18.08.2014 - 00:00 Uhr
SchirmitzOberpfalz

CSU setzt sich im Gemeinderat mit neun gegen fünf SPD-Stimmen durch - Wunsch der Bürger Mehrheit für Boccia-Bahn

von Norbert DuhrProfil

Die neue Freizeitanlage an der Waldnaab erhält mit der Errichtung einer Boccia-Bahn eine zusätzliche Attraktion. Sie wurde in der Gemeinderatssitzung am Montag nach längerer Aussprache mit den 9 Stimmen der CSU gegen die 5-köpfige SPD-Fraktion und gegen Bedenken der Vertreter des Architekturbüros Harth & Flierl aus Amberg durchgeboxt. Die Bahn soll in einer Länge von 15 Metern und drei Metern Breite entlang des Zaunes der Freizeit-/Schulsportanlage kostengünstig von der Firma Schieder, Bechtsrieth, erstellt werden.

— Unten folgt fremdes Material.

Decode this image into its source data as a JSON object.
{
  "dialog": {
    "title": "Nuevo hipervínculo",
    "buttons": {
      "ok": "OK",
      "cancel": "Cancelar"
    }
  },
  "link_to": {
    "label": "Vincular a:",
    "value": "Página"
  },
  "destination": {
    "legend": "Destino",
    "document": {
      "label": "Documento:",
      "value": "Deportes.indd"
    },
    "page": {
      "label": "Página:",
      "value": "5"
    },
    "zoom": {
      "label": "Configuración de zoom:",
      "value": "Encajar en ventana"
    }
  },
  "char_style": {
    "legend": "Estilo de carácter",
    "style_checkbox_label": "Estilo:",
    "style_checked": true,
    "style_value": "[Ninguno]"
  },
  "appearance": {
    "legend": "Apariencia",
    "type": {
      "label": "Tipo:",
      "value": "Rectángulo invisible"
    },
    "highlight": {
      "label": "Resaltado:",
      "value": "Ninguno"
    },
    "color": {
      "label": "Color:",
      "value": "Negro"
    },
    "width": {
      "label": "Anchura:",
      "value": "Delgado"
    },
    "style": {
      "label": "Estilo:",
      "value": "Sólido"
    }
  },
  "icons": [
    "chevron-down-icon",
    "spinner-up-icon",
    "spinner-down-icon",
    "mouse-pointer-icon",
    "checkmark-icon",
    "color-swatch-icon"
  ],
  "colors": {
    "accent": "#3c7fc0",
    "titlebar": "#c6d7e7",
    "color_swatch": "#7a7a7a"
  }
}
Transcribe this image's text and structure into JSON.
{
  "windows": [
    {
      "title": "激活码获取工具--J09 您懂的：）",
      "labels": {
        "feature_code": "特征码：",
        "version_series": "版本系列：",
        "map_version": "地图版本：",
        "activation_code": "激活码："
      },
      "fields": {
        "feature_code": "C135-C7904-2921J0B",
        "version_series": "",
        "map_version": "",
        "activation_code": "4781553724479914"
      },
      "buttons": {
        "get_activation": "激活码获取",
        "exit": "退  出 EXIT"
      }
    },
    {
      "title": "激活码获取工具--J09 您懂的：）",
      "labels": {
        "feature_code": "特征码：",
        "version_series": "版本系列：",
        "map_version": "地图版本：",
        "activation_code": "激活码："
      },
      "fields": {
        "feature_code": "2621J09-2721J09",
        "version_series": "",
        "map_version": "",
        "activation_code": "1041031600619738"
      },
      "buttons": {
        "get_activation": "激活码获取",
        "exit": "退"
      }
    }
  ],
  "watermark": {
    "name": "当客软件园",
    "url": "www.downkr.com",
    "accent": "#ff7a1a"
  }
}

Bürgermeister Ernst Lenk verwies in der Diskussion über das nicht unumstrittene Projekt darauf, dass man zur Abgrenzung der Bahn vorhandene Randsteine der Gemeinde verbauen könne. Josef Ruhland (SPD) sah Probleme in der späteren Pflege der Anlage. Diesen Einwand entkräftete Bürgermeister Lenk mit der Feststellung, dass die Anlage genauso wie die übrige Fläche des neuen Freizeitbereichs von den Gemeindearbeitern gepflegt werde. Thomas Linder (SPD) befürchtete, dass die Finanzierung der Boccia-Bahn sich auf die zu sanierende Fun-Arena auswirken könnte. Dem entgegnete Lenk: "Beides hat miteinander nichts zu tun."

Nur wenig Kosten

Markus Dobmeier (CSU) argumentierte, dass bei der Bürgerbefragung sieben Mal der Wunsch nach einer Boccia-Bahn geäußert worden sei. Außerdem könne dieses Freizeitvergnügen kostengünstig verwirklicht werden. Auch Cornelia Hofmann (CSU) befürwortete die Kugelspielbahn als Bereicherung für Jung und Alt, die sich auch nach den Worten des Gemeindeoberhaupts harmonisch in die gesamte Freizeitanlage einfügen würde.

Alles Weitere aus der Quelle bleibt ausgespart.